Unexpected overtime is inevitable, he said, given the nature of police work. The state troopers provide coverage for two shifts. For years, state officials have weighed the cost of overtime against hiring a third shift, but have repeatedly determined that 24/7 coverage is too expensive.

It is third-party contracts with towns and federal agencies that are most vulnerable to overtime fraud, StoneTurn determined, as became evident in the Deeghan case.

StoneTurn made the following recommendations to the department:

• Eliminate use of electronic signatures for supervisors
• Require routine reports on overtime
• Randomly audit overtime
• Move to an electronic timekeeping system
• Create formal documentation for payroll
• Review overtime budget and performance

Flynn says the department has already implemented many of these internal controls, including the elimination of the electronic signatures. Employees will be trained to use a new electronic timesheet system in the next few weeks, he said. The state has used a manual time reporting system.

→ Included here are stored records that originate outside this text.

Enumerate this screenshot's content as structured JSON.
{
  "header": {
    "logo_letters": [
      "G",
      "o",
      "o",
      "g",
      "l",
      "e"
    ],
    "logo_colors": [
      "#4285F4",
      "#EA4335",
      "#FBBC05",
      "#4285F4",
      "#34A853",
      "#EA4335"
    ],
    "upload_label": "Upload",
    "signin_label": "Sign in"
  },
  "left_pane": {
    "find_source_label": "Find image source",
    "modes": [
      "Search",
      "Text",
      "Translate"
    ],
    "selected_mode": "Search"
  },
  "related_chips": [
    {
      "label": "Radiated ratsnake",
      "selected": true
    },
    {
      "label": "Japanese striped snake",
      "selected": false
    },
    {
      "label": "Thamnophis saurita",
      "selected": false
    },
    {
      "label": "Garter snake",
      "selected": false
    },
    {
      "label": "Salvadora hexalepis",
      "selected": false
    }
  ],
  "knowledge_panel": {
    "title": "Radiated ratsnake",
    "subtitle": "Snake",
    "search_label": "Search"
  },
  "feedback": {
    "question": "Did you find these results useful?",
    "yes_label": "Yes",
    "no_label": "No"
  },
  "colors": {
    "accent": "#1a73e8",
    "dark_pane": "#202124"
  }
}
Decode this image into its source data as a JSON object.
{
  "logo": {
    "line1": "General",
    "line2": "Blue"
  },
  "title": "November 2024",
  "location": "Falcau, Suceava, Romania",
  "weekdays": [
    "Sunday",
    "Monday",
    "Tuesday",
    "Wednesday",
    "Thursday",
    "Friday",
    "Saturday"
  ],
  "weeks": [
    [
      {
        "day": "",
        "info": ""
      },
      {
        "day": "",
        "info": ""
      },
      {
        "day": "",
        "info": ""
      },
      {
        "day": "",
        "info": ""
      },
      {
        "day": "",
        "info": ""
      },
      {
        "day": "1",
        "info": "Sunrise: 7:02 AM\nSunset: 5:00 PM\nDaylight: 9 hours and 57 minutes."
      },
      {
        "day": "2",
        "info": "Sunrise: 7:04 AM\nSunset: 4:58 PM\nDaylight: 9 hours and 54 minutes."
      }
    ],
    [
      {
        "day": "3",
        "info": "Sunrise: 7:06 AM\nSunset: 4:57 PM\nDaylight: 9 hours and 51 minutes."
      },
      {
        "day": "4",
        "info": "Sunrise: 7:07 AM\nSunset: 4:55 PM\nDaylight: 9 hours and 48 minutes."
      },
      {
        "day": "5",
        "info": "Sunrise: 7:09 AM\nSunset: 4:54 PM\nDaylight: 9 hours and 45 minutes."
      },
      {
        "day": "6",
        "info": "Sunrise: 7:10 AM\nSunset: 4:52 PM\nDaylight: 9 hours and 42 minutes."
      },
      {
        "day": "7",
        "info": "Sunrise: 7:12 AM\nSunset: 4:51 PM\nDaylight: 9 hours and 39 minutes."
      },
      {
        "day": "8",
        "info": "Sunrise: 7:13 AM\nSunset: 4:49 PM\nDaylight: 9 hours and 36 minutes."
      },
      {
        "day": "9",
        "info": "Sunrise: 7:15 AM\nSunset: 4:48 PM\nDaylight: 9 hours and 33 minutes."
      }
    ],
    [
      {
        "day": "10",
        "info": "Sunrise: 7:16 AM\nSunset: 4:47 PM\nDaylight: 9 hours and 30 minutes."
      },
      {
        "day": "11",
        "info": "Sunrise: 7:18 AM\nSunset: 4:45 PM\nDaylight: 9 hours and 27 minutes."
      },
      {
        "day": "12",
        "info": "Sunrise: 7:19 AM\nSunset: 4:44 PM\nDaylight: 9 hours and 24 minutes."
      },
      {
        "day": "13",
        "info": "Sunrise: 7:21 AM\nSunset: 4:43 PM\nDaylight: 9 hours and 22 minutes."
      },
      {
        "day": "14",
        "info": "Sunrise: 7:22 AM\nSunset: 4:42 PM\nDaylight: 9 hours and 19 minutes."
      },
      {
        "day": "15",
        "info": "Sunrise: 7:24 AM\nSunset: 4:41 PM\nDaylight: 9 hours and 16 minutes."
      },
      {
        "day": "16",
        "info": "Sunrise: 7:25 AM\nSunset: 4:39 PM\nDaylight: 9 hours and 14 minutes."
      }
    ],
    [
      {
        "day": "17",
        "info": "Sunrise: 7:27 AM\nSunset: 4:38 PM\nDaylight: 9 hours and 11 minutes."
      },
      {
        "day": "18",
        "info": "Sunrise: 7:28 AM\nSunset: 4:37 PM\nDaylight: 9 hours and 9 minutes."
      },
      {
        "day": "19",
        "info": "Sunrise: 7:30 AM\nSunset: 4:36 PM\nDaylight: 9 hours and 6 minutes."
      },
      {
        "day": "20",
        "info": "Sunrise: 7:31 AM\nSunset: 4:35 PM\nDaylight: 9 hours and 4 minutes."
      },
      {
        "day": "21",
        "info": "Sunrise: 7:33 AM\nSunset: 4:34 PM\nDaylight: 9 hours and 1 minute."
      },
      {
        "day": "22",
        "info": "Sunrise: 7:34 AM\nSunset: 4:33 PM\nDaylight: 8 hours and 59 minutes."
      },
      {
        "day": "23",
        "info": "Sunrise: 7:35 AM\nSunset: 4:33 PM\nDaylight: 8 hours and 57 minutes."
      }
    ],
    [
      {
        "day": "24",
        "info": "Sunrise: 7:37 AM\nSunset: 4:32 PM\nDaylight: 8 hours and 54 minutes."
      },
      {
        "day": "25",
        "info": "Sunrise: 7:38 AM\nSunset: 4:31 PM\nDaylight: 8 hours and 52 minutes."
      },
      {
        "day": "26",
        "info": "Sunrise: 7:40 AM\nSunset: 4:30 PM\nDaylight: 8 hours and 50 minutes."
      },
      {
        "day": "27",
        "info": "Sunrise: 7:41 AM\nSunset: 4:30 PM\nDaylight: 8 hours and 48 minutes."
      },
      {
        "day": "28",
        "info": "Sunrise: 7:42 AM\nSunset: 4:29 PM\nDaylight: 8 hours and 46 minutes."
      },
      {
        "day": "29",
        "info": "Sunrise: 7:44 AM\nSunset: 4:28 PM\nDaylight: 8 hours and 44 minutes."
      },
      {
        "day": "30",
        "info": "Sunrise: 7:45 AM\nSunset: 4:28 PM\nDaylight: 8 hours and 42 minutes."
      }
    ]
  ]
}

“The vulnerability pointed out in the report are things we need to look at,” Flynn said. “We implemented a great number of the recommendations already. … We’re going to look at the data and records of people at higher risk, which in many cases was already done in our three-month audit of the entire state police force.”

In the future, the State Auditor’s Office will be able to use data analytics to track future patterns of fraud, waste and abuse.

The Department of Public Safety’s annual budget last year was $96 million. The proposal for fiscal year 2014 is $111 million.